L’eziologia dell’ulcera diabetica è multifattoriale. La patogenesi sembra essere correlata a ischemia, trauma, infezioni ma soprattutto alla neuropatia diabetica. La neuropatia diabetica coinvolge tipicamente i nervi sensitivi, motori e il sistema nervoso autonomo.

Ulcera diabetica

La neuropatia sensitiva è la più dannosa in quanto il paziente perde la capacità di percezione del tatto, quella pressoria, di temperatura e di posizione e ciò risulta in una maggior esposizione a traumatismi. Il paziente affetto non sarà in grado di riconoscere stimoli dolorifici che potranno determinare la formazione di ulcere.
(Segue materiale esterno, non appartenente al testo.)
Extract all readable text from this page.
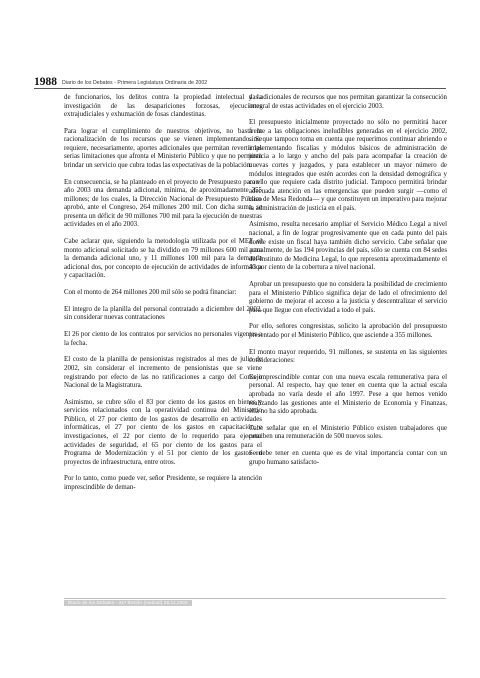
1988 Diario de los Debates - Primera Legislatura Ordinaria de 2002

de funcionarios, los delitos contra la propiedad intelectual y la investigación de las desapariciones forzosas, ejecuciones extrajudiciales y exhumación de fosas clandestinas.

Para lograr el cumplimiento de nuestros objetivos, no basta la racionalización de los recursos que se vienen implementando. Se requiere, necesariamente, aportes adicionales que permitan revertir las serias limitaciones que afronta el Ministerio Público y que no permiten brindar un servicio que cubra todas las expectativas de la población.

En consecuencia, se ha planteado en el proyecto de Presupuesto para el año 2003 una demanda adicional, mínima, de aproximadamente 355 millones; de los cuales, la Dirección Nacional de Presupuesto Público aprobó, ante el Congreso, 264 millones 200 mil. Con dicha suma, se presenta un déficit de 90 millones 700 mil para la ejecución de nuestras actividades en el año 2003.

Cabe aclarar que, siguiendo la metodología utilizada por el MEF, el monto adicional solicitado se ha dividido en 79 millones 600 mil para la demanda adicional uno, y 11 millones 100 mil para la demanda adicional dos, por concepto de ejecución de actividades de informática y capacitación.

Con el monto de 264 millones 200 mil sólo se podrá financiar:

El íntegro de la planilla del personal contratado a diciembre del 2002, sin considerar nuevas contrataciones

El 26 por ciento de los contratos por servicios no personales vigentes a la fecha.

El costo de la planilla de pensionistas registrados al mes de julio de 2002, sin considerar el incremento de pensionistas que se viene registrando por efecto de las no ratificaciones a cargo del Consejo Nacional de la Magistratura.

Asimismo, se cubre sólo el 83 por ciento de los gastos en bienes y servicios relacionados con la operatividad continua del Ministerio Público, el 27 por ciento de los gastos de desarrollo en actividades informáticas, el 27 por ciento de los gastos en capacitación e investigaciones, el 22 por ciento de lo requerido para ejecutar actividades de seguridad, el 65 por ciento de los gastos para el Programa de Modernización y el 51 por ciento de los gastos en proyectos de infraestructura, entre otros.

Por lo tanto, como puede ver, señor Presidente, se requiere la atención imprescindible de deman-

das adicionales de recursos que nos permitan garantizar la consecución integral de estas actividades en el ejercicio 2003.

El presupuesto inicialmente proyectado no sólo no permitirá hacer frente a las obligaciones ineludibles generadas en el ejercicio 2002, sino que tampoco toma en cuenta que requerimos continuar abriendo e implementando fiscalías y módulos básicos de administración de justicia a lo largo y ancho del país para acompañar la creación de nuevas cortes y juzgados, y para establecer un mayor número de módulos integrados que estén acordes con la densidad demográfica y con lo que requiere cada distrito judicial. Tampoco permitirá brindar adecuada atención en las emergencias que pueden surgir —como el caso de Mesa Redonda— y que constituyen un imperativo para mejorar la administración de justicia en el país.

Asimismo, resulta necesario ampliar el Servicio Médico Legal a nivel nacional, a fin de lograr progresivamente que en cada punto del país donde existe un fiscal haya también dicho servicio. Cabe señalar que actualmente, de las 194 provincias del país, sólo se cuenta con 84 sedes del Instituto de Medicina Legal, lo que representa aproximadamente el 43 por ciento de la cobertura a nivel nacional.

Aprobar un presupuesto que no considera la posibilidad de crecimiento para el Ministerio Público significa dejar de lado el ofrecimiento del gobierno de mejorar el acceso a la justicia y descentralizar el servicio para que llegue con efectividad a todo el país.

Por ello, señores congresistas, solicito la aprobación del presupuesto presentado por el Ministerio Público, que asciende a 355 millones.

El monto mayor requerido, 91 millones, se sustenta en las siguientes consideraciones:

Es imprescindible contar con una nueva escala remunerativa para el personal. Al respecto, hay que tener en cuenta que la actual escala aprobada no varía desde el año 1997. Pese a que hemos venido realizando las gestiones ante el Ministerio de Economía y Finanzas, ella no ha sido aprobada.

Cabe señalar que en el Ministerio Público existen trabajadores que perciben una remuneración de 500 nuevos soles.

Se debe tener en cuenta que es de vital importancia contar con un grupo humano satisfacto-

Diario de los Debates - 21ª Sesión (matinal) 28.11.2002
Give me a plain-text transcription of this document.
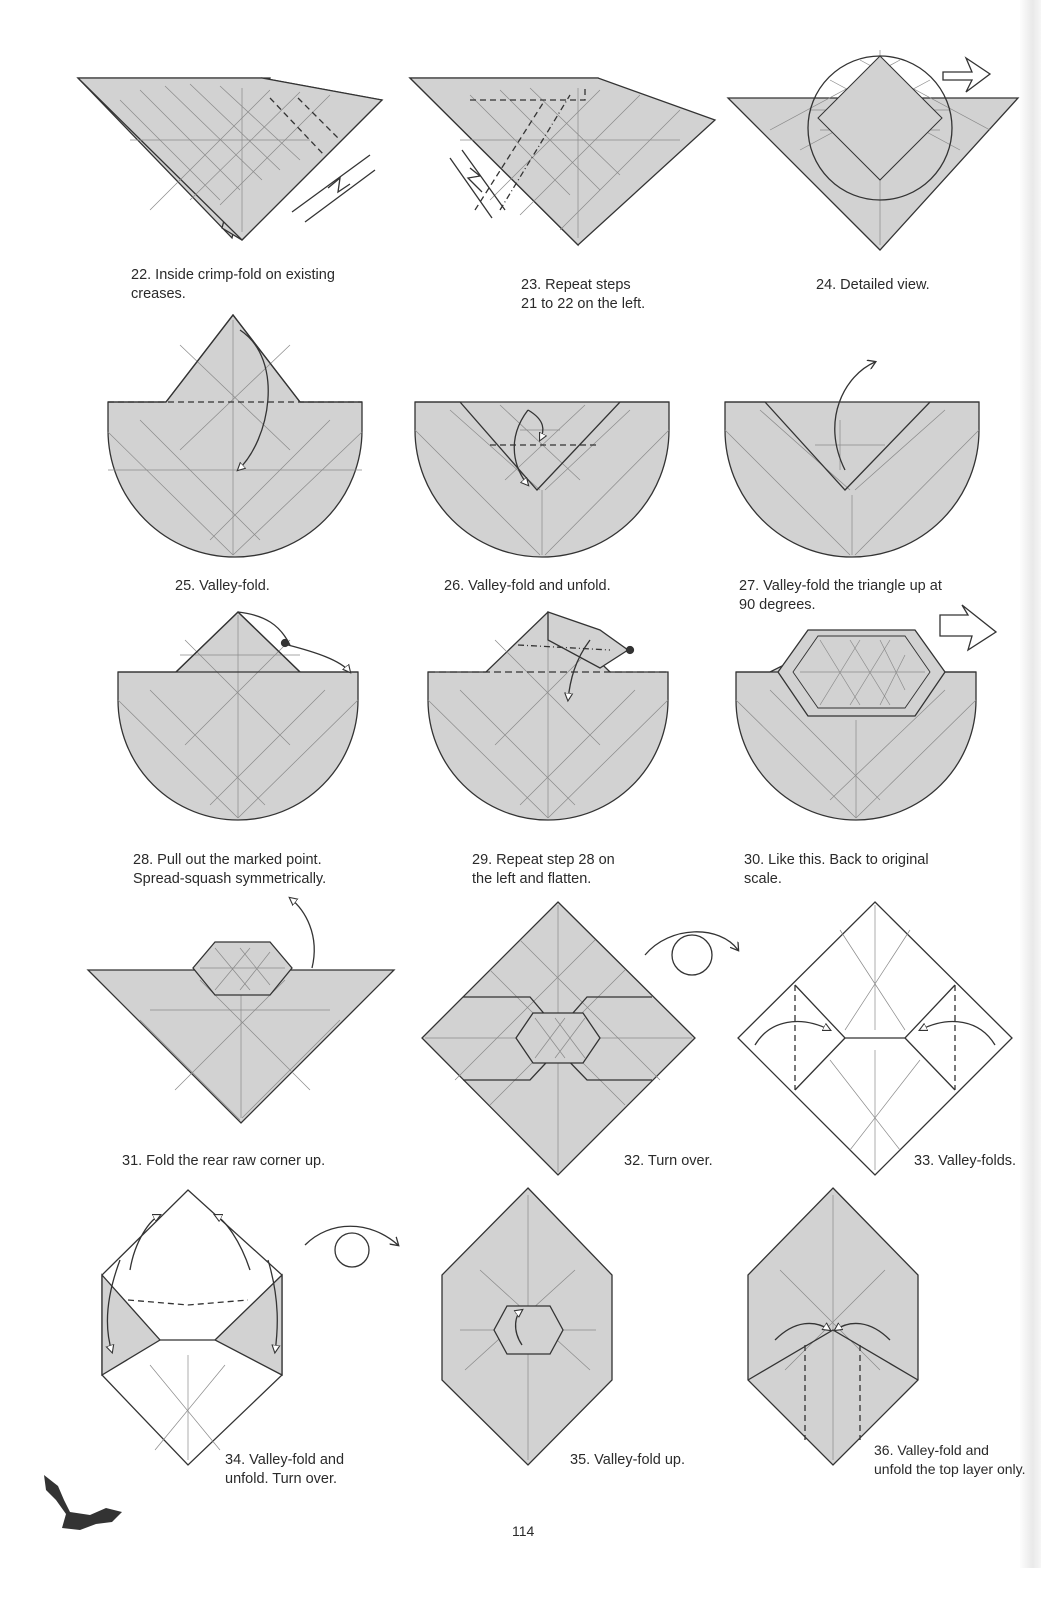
22. Inside crimp-fold on existing
creases.
23. Repeat steps
21 to 22 on the left.
24. Detailed view.
25. Valley-fold.	26. Valley-fold and unfold.	27. Valley-fold the triangle up at
90 degrees.
28. Pull out the marked point.
Spread-squash symmetrically.
29. Repeat step 28 on
the left and flatten.
30. Like this. Back to original
scale.
31. Fold the rear raw corner up.	32. Turn over.	33. Valley-folds.
34. Valley-fold and
unfold. Turn over.
35. Valley-fold up.
36. Valley-fold and
unfold the top layer only.
114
La neuropatia motoria periferica determina debolezza ed atrofia nella muscolatura intrinseca dei piedi causando alterazioni biomeccaniche e deformità strutturali che associate alla neuropatia sensitiva aumenteranno il rischio di danno cutaneo e di ulcerazione legate allo stress meccanico. La ripetuta pressione al di sopra delle prominenze ossee può determinare la formazione di placche ipercheratosiche spesse che possono fissurarsi e dare origine ad ulcerazione.

La neuropatia autonoma determina la perdita della sudorazione e conseguentemente la cute diventerà xerotica e più predisposta ad ulcerazione.

Il sistema nervoso autonomo regola anche il microcircolo, un danno a questo livello provoca, infatti, una diminuzione della perfusione cutanea e della saturazione di ossigeno, questi fattori contribuiscono alla formazione di ulcere, ad un ritardo nella riparazione delle ferite e ad un’alterata risposta ad eventuali sovrainfezioni.

Il diabete si associa, inoltre, ad un rischio aumentato di sviluppare arteriopatia periferica. Nonostante la disfunzione del microcircolo avvenga precocemente nei pazienti affetti da diabete è generalmente l’aterosclerosi dei grandi vasi che determina l’ischemia.

In conclusione, l’ulcera diabetica non è unicamente correlata all’occlusione vascolare ma anche al ripetuto traumatismo in presenza di un inappropriato apporto ematico che ritarda i processi riparativi nelle aree coinvolte. Inoltre, la presenza di un sistema immunitario alterato e del ridotto apporto ematico è responsabile dello sviluppo di complicanze infettive come celluliti, ascessi e osteomieliti che aumentano il rischio di amputazione in questa popolazione di pazienti.

Clinicamente, l’ulcera diabetica interessa i punti di pressione o le prominenze ossee come la testa metatarsale, l’alluce e il tallone. Le ulcere insorgono frequentemente su grosse callosità umide e maleodoranti. Se non è presente arteriopatia periferica il piede diabetico risulta caldo con polsi palpabili e colore roseo ma con diminuita sensibilità.

Deformità come dita a martello, ad artiglio e pianta piatta (piede di Charcot) sono reperti clinici molto frequenti.